When I was young, I vividly remember my grandma’s standard answer to the question of how old she was: “39 and holding!”  It made sense for some time, but each grandchild eventually realized that while the rest of us had a different age with each subsequent birthday, Grandma never did.  One of my younger cousins came to the realization when her dad’s age surpassed her grandma’s age.  Wait a second!  So then Grandma’s age magically became “49 and holding!”  As best as I can recall, I don’t think Grandma ever aged past 49…at least by her own reckoning.  

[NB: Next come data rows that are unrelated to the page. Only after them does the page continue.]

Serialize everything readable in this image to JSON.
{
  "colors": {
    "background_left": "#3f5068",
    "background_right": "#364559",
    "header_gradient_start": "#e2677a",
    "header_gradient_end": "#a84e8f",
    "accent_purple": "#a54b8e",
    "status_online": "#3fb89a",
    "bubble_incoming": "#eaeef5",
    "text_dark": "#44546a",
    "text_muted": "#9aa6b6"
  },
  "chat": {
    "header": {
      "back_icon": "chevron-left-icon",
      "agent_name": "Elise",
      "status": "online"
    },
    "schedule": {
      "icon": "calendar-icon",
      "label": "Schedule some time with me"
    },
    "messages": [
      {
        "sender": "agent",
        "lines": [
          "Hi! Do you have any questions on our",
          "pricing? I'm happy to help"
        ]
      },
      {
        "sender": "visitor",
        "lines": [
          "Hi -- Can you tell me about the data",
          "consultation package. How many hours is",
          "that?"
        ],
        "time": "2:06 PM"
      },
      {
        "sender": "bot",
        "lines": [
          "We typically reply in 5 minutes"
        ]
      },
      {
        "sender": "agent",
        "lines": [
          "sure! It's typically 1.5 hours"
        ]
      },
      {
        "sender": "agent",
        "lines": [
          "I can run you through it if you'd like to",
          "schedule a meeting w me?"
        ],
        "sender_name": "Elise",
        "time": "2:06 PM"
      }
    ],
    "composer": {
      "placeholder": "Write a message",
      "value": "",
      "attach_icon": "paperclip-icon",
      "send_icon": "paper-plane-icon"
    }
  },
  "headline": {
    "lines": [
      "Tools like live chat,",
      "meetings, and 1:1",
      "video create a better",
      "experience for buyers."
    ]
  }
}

So here I find myself on the cusp of departed Grandma’s once-and-forever age. Hard to believe.  Why would we want to hold on to any one specific date or age in time?  Was that the best time of our life?  Or is that the number past which we become the dreaded “old”?  Regardless of what we tell others, we can certainly feel it.  Right?  It aches a little more to kneel down, and you have to put a little more effort into getting up.  Or maybe you even need a hand to get up these days.  I remember when it felt so easy to jump as high as I wanted, and easily dunk a basketball, maybe even add a little pizzazz in midair.  Now, even looking up at the rim makes me feel old!  God forbid that I would even attempt to jump up and try to touch it.  The horror!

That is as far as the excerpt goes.